The report by Cerulli Associates, which shows that the UK and Netherlands are the key markets in Europe for fiduciary management, estimates that UK fiduciary assets under management stood at 205 billion pounds sterling (US$253 billion) at the end of 2019.
Defined benefit (DB) schemes currently make up the largest proportion of the UK’s fiduciary assets – more than 72% at the end of last year. However, the defined contribution (DC) schemes’ share of fiduciary assets are expected to experience much stronger growth over the next three to five years. Demand for fiduciary management in the UK DC space will be driven primarily by small, trust-based DC schemes.
Dutch pension assets exceeded 1.7 trillion euros (US$1.9 trillion) in 2019 and approximately 88% of those assets were under fiduciary management. New business opportunities in the Dutch fiduciary market are expected to come largely from manager turnover.
Compared with the UK and the Netherlands, the Irish fiduciary management market is still relatively small, but market participants expect it to grow. The most recent data shows that around 37 billion euros of total Irish pension assets were managed on a fiduciary or delegated basis as of 2018.
Portfolio customization, according to the report, is predicted to become a key important factor in winning and retaining fiduciary business in the next three to five years.
“Pension schemes want to make sure that fiduciary managers can meet their specific investment goals, including integrating environmental, social, and governance factors into their investment portfolios,” says Justina Deveikyte, an associate director of Cerulli’s European institutional research team. “In addition to developing their responsible investment practices, fiduciary managers should consider broadening the range of ancillary services they offer in order to win more business.”
Under rules that came into force in December 2019, trustees in the UK must run a competitive tender for any fiduciary mandate worth 20% or more of the scheme’s total assets. For existing mandates worth more than 20% of total assets, trustees must run a beauty parade within five years of the original appointment. If this five-year period has already passed, or will expire in the next two years, the trustees will need to run a competitive tender within the next two years.
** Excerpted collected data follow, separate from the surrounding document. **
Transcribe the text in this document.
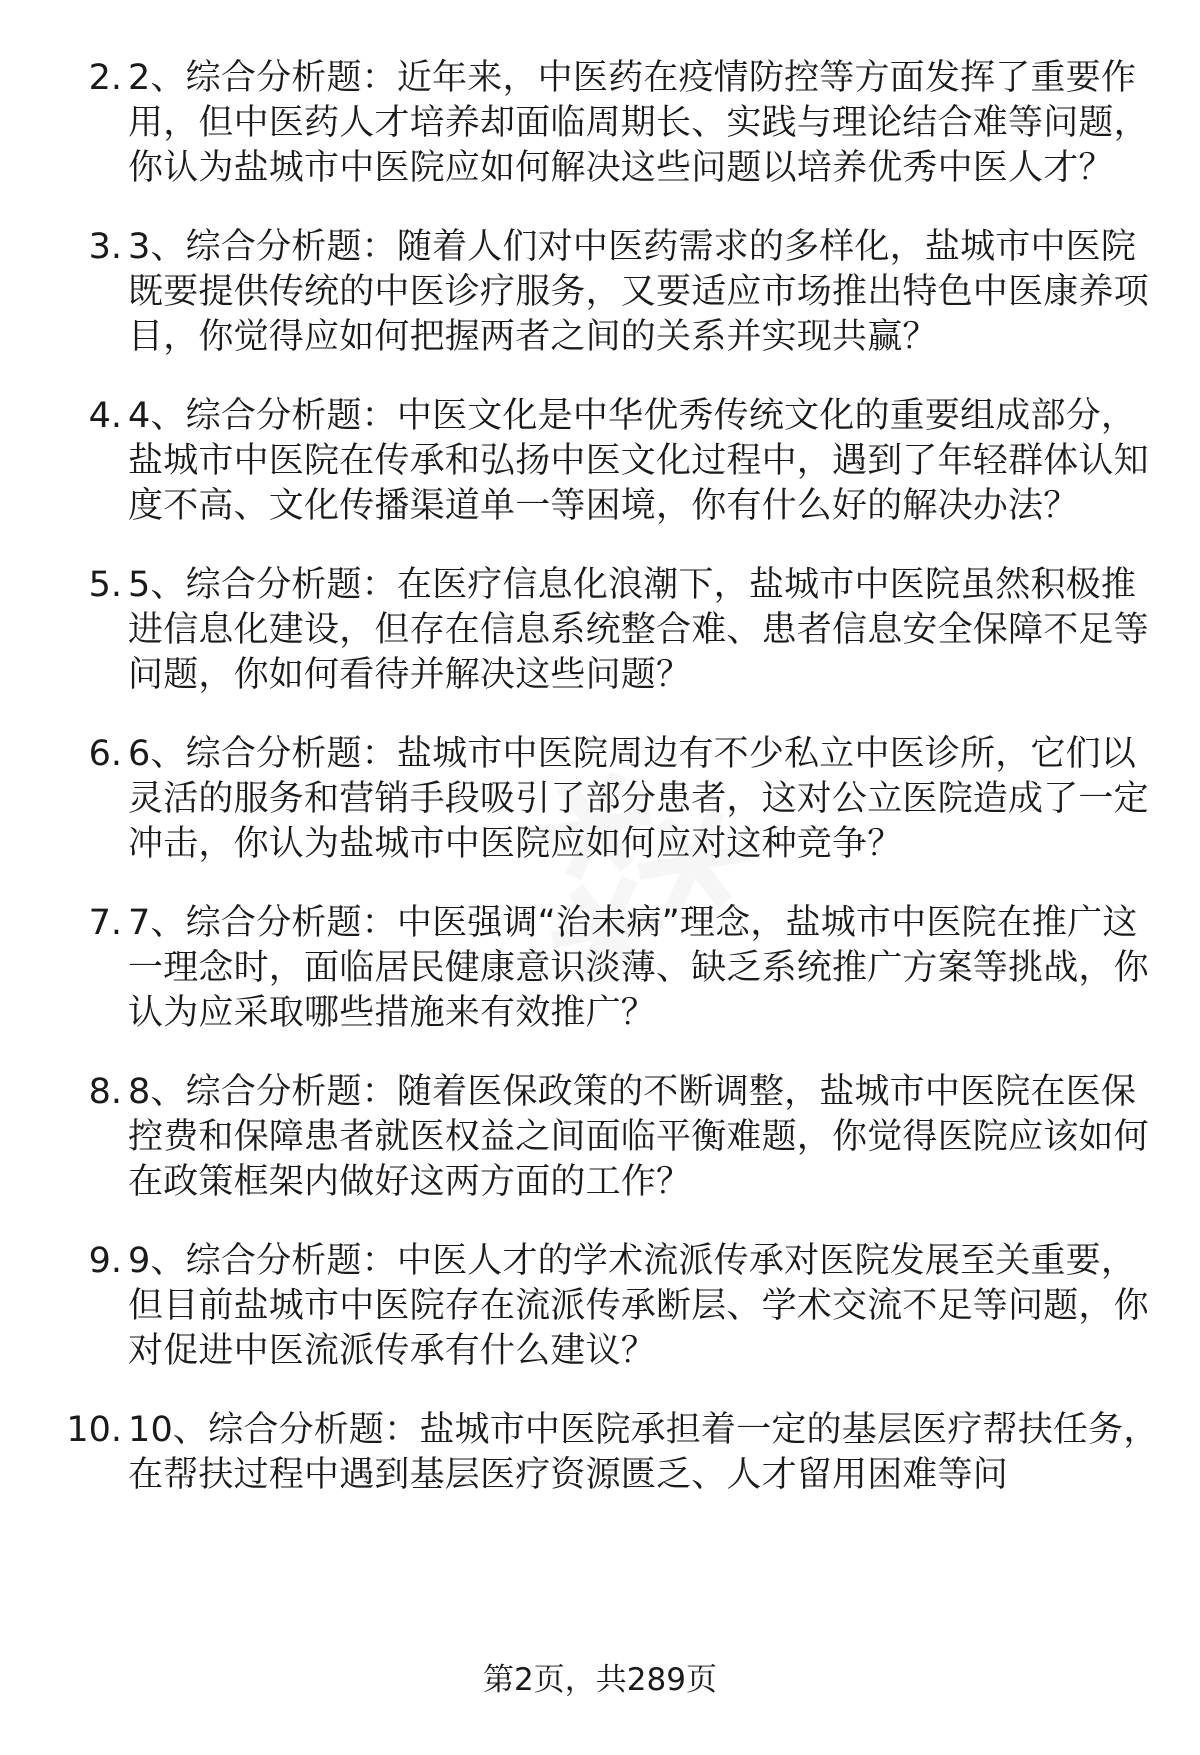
2. 2、综合分析题：近年来，中医药在疫情防控等方面发挥了重要作用，但中医药人才培养却面临周期长、实践与理论结合难等问题，你认为盐城市中医院应如何解决这些问题以培养优秀中医人才？
3. 3、综合分析题：随着人们对中医药需求的多样化，盐城市中医院既要提供传统的中医诊疗服务，又要适应市场推出特色中医康养项目，你觉得应如何把握两者之间的关系并实现共赢？
4. 4、综合分析题：中医文化是中华优秀传统文化的重要组成部分，盐城市中医院在传承和弘扬中医文化过程中，遇到了年轻群体认知度不高、文化传播渠道单一等困境，你有什么好的解决办法？
5. 5、综合分析题：在医疗信息化浪潮下，盐城市中医院虽然积极推进信息化建设，但存在信息系统整合难、患者信息安全保障不足等问题，你如何看待并解决这些问题？
6. 6、综合分析题：盐城市中医院周边有不少私立中医诊所，它们以灵活的服务和营销手段吸引了部分患者，这对公立医院造成了一定冲击，你认为盐城市中医院应如何应对这种竞争？
7. 7、综合分析题：中医强调“治未病”理念，盐城市中医院在推广这一理念时，面临居民健康意识淡薄、缺乏系统推广方案等挑战，你认为应采取哪些措施来有效推广？
8. 8、综合分析题：随着医保政策的不断调整，盐城市中医院在医保控费和保障患者就医权益之间面临平衡难题，你觉得医院应该如何在政策框架内做好这两方面的工作？
9. 9、综合分析题：中医人才的学术流派传承对医院发展至关重要，但目前盐城市中医院存在流派传承断层、学术交流不足等问题，你对促进中医流派传承有什么建议？
10. 10、综合分析题：盐城市中医院承担着一定的基层医疗帮扶任务，在帮扶过程中遇到基层医疗资源匮乏、人才留用困难等问
第2页，共289页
“UK fiduciary managers have responded by bolstering their fiduciary teams and preparing for what is predicted to be a deluge of new and retendered mandates,” Deveikyte adds. “However, some wonder whether trustees are just going through the motions and will simply rehire their incumbent providers rather than move to new fiduciary managers.
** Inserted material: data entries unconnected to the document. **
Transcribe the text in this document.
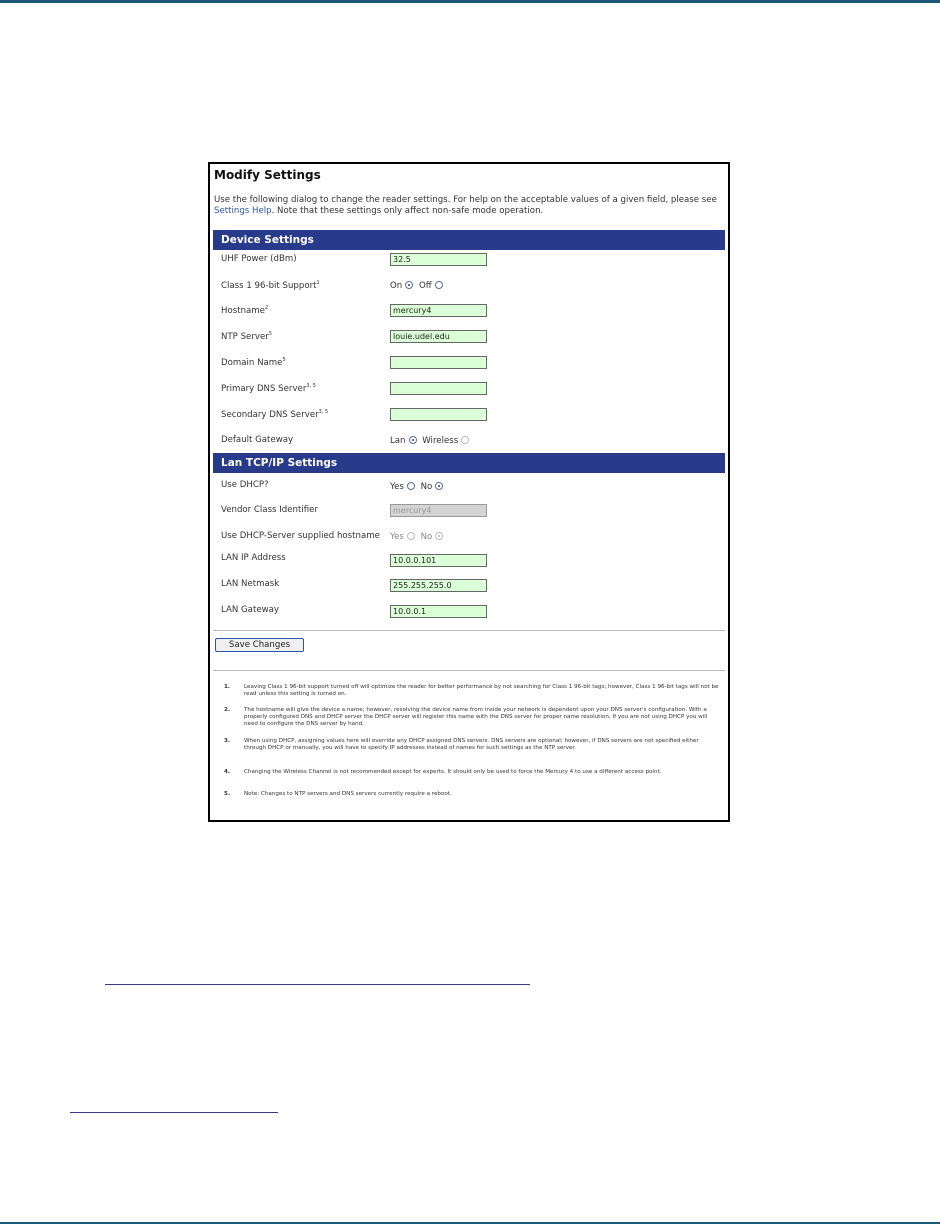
Modify Settings
Use the following dialog to change the reader settings. For help on the acceptable values of a given field, please see Settings Help. Note that these settings only affect non-safe mode operation.
Device Settings
UHF Power (dBm)	32.5
Class 1 96-bit Support$^1$	On Off
Hostname$^2$	mercury4
NTP Server$^5$	louie.udel.edu
Domain Name$^5$
Primary DNS Server$^{3, 5}$
Secondary DNS Server$^{3, 5}$
Default Gateway	Lan Wireless
Lan TCP/IP Settings
Use DHCP?	Yes No
Vendor Class Identifier	mercury4
Use DHCP-Server supplied hostname Yes No
LAN IP Address	10.0.0.101
LAN Netmask	255.255.255.0
LAN Gateway	10.0.0.1
Save Changes
1. Leaving Class 1 96-bit support turned off will optimize the reader for better performance by not searching for Class 1 96-bit tags; however, Class 1 96-bit tags will not be read unless this setting is turned on.
2. The hostname will give the device a name; however, resolving the device name from inside your network is dependent upon your DNS server's configuration. With a properly configured DNS and DHCP server the DHCP server will register this name with the DNS server for proper name resolution. If you are not using DHCP you will need to configure the DNS server by hand.
3. When using DHCP, assigning values here will override any DHCP assigned DNS servers. DNS servers are optional; however, if DNS servers are not specified either through DHCP or manually, you will have to specify IP addresses instead of names for such settings as the NTP server.
4. Changing the Wireless Channel is not recommended except for experts. It should only be used to force the Mercury 4 to use a different access point.
5. Note: Changes to NTP servers and DNS servers currently require a reboot.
According to the report, only around 22% of DB scheme respondents plan to re-tender their fiduciary mandates within 12 to 24 months and more than half plan to do so only in three years’ time. However, conversations with major search consultants and fiduciary managers in the UK suggest that most expect to see around 300 to 400 re-tenders in the market by June 2021.
Around two-thirds of the UK DB schemes surveyed in the report say that high fees are their main reason for re-tendering. They identified poor performance and conflicts of interest as the second- and third-most-important reasons for deciding to re-tender or to switch fiduciary manager.